Why are we teaching mathematics this way ?
Sir Ken Robinson in his lecture and Jo Boaler in her book, the elephant in the classroom, 1984 discuss why we have been teaching maths in schools as we do, and suggest why it may not be working.
Ken Robinson points out the school education system in its current form was devised just before the middle of the 19th century, where even then its merits were debated. There are political elements who suggest we should improve standards, but as he quite rightly points out, ‘who would want standards to go down.’ It seems everyone is seeking to reform the system based on two key factors:
Quite how schools are expected to be able to devise a curriculum that is best suited for the country, when even the major economists get their predictions spectacularly wrong is open to question. And if the system is to account for the culture of a country, it is not necessarily going to attract the interests of the students. Since its creation it has been modelled, in many ways similar to how industries create products; students may as well have a stamp as to when they were created. He points out that the aesthetic nature of maths should be taken into consideration to enable deeper understanding and engagement in the subject. I concur with his belief that the model for the schools education system should be reformed to reflect the different era we are currently in, in told system is outmoded.

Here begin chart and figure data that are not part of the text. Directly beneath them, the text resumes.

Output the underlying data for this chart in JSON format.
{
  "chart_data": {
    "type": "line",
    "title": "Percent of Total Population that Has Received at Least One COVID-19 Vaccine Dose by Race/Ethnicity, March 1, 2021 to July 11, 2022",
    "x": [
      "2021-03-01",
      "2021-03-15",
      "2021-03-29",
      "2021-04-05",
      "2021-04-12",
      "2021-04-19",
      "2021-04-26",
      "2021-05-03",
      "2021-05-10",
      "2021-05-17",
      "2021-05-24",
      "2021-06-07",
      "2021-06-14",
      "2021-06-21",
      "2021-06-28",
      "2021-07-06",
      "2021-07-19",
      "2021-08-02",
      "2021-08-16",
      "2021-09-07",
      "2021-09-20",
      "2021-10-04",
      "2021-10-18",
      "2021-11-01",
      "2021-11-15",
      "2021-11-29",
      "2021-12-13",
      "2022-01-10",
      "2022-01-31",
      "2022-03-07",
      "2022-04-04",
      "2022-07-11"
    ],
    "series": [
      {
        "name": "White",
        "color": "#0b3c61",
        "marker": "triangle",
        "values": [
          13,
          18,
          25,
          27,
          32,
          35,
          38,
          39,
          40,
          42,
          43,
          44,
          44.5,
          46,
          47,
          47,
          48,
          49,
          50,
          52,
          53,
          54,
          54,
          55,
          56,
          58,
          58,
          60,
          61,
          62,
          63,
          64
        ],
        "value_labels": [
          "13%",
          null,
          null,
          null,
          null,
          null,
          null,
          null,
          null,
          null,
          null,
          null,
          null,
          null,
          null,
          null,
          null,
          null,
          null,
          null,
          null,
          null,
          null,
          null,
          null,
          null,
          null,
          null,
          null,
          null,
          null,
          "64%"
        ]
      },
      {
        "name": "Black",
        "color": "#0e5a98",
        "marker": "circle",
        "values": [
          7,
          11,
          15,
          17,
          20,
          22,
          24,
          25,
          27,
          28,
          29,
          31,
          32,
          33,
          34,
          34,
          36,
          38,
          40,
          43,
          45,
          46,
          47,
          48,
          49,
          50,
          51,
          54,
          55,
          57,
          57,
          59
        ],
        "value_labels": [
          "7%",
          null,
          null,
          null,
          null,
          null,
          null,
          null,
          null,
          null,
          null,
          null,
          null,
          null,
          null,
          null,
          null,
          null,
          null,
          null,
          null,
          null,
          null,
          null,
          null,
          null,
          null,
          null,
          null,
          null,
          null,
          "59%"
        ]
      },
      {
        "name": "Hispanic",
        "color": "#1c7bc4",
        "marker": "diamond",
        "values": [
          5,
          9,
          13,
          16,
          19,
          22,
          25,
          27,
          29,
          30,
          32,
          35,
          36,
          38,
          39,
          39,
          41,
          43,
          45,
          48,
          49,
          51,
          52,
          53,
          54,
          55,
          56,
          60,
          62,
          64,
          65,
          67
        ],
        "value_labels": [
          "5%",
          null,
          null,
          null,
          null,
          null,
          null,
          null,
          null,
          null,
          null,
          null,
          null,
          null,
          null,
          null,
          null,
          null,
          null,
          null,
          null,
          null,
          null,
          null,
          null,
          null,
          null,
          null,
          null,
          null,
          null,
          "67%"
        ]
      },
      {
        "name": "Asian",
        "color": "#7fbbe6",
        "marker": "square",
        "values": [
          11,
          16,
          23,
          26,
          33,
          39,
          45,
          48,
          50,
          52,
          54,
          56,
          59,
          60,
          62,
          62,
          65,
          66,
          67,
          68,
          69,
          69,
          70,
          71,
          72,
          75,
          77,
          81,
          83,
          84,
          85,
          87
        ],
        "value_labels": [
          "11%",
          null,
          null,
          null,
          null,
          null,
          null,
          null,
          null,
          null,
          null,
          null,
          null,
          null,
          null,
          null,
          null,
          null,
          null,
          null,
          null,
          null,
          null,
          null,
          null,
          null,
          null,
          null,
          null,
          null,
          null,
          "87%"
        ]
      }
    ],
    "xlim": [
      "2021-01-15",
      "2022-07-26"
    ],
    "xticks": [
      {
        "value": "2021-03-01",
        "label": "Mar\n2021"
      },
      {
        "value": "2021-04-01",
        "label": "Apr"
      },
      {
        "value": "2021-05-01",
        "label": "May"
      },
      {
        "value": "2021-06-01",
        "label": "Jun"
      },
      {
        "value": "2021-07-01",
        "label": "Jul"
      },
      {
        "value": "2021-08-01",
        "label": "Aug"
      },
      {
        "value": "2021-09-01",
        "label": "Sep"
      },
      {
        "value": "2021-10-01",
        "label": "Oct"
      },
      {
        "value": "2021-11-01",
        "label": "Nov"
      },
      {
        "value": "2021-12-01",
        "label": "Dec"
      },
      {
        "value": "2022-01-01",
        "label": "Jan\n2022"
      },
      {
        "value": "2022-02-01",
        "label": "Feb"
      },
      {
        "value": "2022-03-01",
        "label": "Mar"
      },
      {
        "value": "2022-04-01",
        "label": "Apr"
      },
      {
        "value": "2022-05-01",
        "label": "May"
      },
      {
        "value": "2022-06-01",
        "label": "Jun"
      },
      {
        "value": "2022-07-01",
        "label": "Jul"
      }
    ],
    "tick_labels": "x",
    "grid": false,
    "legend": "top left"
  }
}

In my experience, again and again, students question the need for mathematics or show indifference towards the subject. For some reason it is accepted that to say you are no good at maths is both considered natural and tolerable. Whilst it is a common theme with less able students to have a reason to dismiss maths as unimportant or to find reasons to dislike it, and it carries over to other subjects, even some students who are not the weakest can be heard to moan about the subject. Is it because it is difficult or is it because of the way it is taught. Or are there other elements at play, such as the curriculum. I would say all of the above.
Jo Boaler provides an insight as to why students can be found to disengage from the learning maths. They are not not shown enough interesting ideas where maths can come into play. The golden ratio 1.618 can be found in nature and was derived by a mathematician, Fibonacci.
In my opinion there are many reasons why maths should be the favourite for many students. How often do you see a child/adult play a difficult game on and Xbox or cry out in frustration at crashing out on a car racing game or when they die in a shoot-em-up or the just can’t get through to the next level on some skills test game. You will never here them say, I give up, I’m never going to be good on the Xbox. As fast as they can hit the restart button, they will. And persevere for days until they can beat or match there rivals. In some cases, the same people may not give maths that amount of respect. It is not as important.
Take the example of Fermat’s last theorem, as mentioned in Jo Boaler’s book, for 350 years the best mathematicians could not come up with a proof until Andrew Wiles in 1994 finally succeeded. Andrew Wiles started thinking about it from the age of 10 in some ways he persevered in the same way games players do.